A revista Veja chamou a Rafinha Bastos "o novo rei da baixaria", mas isso é errado. Baixaria não ofende. Baixaria reduz-se ao que é, todo mundo a reconhece como tal e, por isso, não liga. No Brasil, funk é baixaria. Em Portugal, os Malucos do Riso eram baixaria. Mas Rafinha Bastos é mais do que baixaria: é incômodo. Faz humor perturbante e, goste-se ou não do que ele faz, a comédia deve ser uma forma de expressão livre num estado democrático.

Compreendam-me: não se trata de negar o direito do Estado de atuar contra uma apologia ao crime ou de toda e qualquer expressão ser ilimitada.
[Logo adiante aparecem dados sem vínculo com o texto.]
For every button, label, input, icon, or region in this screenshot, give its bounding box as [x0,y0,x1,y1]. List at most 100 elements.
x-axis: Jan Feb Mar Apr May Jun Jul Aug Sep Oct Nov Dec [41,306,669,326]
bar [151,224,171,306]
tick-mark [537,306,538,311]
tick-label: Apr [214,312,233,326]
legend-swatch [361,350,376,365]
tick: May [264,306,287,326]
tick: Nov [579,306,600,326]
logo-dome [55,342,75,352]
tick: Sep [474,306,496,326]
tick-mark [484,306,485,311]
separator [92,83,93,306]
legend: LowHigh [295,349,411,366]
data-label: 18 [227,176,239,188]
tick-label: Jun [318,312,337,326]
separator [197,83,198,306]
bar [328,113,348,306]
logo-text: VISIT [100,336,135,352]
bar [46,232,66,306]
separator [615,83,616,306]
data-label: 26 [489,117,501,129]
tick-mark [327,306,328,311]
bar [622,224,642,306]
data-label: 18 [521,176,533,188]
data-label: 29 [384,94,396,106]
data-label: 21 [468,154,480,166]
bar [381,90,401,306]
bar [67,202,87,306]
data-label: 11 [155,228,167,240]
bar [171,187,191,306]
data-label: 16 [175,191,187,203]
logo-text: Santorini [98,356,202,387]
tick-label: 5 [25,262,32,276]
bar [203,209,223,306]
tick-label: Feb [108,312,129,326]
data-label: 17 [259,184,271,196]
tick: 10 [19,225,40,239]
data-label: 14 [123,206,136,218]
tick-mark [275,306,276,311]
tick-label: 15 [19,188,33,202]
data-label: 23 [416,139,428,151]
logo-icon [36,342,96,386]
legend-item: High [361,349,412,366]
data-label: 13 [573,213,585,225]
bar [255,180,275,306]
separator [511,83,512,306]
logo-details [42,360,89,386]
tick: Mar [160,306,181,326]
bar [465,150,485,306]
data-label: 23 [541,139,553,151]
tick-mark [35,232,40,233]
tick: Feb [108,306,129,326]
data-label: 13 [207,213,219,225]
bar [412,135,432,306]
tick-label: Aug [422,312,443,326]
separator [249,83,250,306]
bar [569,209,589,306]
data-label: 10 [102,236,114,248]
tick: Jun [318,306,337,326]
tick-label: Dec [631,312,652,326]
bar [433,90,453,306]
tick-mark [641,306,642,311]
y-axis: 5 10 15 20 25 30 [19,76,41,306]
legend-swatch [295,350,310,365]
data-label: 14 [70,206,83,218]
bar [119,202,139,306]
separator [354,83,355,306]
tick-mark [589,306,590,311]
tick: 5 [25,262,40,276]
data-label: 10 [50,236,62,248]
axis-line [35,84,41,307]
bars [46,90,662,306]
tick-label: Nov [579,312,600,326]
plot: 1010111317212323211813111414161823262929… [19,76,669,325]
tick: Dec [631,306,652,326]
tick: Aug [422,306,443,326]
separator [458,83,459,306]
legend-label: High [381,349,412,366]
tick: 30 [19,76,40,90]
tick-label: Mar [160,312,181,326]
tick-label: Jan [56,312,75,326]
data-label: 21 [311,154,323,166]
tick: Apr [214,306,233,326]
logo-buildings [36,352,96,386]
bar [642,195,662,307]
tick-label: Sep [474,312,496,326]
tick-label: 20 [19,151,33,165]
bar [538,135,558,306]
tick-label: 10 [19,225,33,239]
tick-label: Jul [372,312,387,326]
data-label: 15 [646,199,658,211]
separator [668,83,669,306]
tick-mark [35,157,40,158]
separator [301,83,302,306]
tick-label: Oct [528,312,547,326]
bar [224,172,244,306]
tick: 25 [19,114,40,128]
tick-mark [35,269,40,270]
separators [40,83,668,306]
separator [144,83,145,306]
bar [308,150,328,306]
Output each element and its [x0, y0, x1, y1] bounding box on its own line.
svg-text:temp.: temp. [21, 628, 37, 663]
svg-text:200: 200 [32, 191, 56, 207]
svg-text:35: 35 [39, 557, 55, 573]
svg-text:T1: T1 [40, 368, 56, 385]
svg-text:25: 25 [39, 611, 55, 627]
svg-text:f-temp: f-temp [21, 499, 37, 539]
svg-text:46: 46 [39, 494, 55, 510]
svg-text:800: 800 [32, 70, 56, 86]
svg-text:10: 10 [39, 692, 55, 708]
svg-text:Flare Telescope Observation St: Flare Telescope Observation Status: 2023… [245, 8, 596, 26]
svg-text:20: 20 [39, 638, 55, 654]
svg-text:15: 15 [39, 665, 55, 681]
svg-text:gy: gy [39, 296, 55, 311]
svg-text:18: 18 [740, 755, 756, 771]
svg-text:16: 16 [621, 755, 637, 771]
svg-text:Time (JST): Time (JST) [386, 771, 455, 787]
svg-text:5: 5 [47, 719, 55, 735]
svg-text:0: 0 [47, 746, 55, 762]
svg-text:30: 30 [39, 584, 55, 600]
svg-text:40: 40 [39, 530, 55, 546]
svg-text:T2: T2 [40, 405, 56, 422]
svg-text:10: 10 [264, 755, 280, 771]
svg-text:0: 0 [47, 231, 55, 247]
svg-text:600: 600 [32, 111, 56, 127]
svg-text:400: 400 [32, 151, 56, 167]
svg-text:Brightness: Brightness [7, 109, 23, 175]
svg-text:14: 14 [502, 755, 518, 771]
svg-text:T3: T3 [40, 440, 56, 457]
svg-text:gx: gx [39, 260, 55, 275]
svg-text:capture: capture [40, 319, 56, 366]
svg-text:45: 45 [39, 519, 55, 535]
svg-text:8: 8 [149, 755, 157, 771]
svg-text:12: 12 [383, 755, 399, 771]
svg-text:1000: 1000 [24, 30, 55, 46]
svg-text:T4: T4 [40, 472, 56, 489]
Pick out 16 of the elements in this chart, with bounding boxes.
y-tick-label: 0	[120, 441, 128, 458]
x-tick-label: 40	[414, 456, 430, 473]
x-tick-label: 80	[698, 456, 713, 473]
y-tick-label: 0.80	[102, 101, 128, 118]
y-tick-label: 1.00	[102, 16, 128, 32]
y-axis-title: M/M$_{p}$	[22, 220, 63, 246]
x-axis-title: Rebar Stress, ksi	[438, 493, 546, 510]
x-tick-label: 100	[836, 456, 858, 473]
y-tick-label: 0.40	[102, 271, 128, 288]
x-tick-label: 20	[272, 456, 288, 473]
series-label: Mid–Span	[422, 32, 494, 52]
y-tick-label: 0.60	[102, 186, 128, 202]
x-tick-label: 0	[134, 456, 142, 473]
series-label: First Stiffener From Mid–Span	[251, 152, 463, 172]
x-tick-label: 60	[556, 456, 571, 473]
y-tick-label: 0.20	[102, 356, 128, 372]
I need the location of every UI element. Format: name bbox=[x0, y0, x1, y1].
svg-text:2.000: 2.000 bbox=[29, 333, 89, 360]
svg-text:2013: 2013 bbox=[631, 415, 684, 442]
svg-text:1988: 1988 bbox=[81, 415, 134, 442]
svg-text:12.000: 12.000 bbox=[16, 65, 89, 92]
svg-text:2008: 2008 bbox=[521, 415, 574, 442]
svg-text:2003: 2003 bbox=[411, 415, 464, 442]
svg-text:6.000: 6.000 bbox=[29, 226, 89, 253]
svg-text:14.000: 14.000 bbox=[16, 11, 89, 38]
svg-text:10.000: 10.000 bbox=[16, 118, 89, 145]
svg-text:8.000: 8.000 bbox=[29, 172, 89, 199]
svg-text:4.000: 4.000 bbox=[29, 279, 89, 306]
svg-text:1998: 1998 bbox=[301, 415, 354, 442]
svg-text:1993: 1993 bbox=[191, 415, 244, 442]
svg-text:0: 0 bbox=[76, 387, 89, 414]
Eu aceito que o Estado atue contra ações ou palavras que perturbam a ordem democrática - mas não contra ações ou palavras que são meramente malcriadas. O exagero é parte necessária da comédia, a suspensão dramática também. Um comediante tem direito a ser malcriado e ofensivo e a submeter-se ao arbítrio do público, que pode ou não gostar dele. Mas agir legalmente contra más educações é coisa de ditadura religiosa.

É preciso dizer-se que há uma tendência para a educação no Brasil. Há uma espécie de consenso silencioso que diz até onde se pode ir nos comportamentos, na exposição do corpo, no sexo, e um temor, silencioso também, de ultrapassar esse limite. Na praia, não há qualquer problema em usar um bikini de fio dental que expõe completamente a bunda, mas é muito incorreto uma mulher fazer topless. O jogo de casino é ilegal, mas o jogo do bicho (uma espécie de loteria clandestina com figuras de animais) é geral e feito às abertas, apesar de continuar ilegal, ao que se diz porque essa ilegalidade beneficia muita gente, incluindo membros da classe política. Cada país tem as suas hipocrisias, nenhum é melhor do que o outro. No entanto, estejamos onde estivermos, não podemos deixar de chamar as hipocrisias pelo nome.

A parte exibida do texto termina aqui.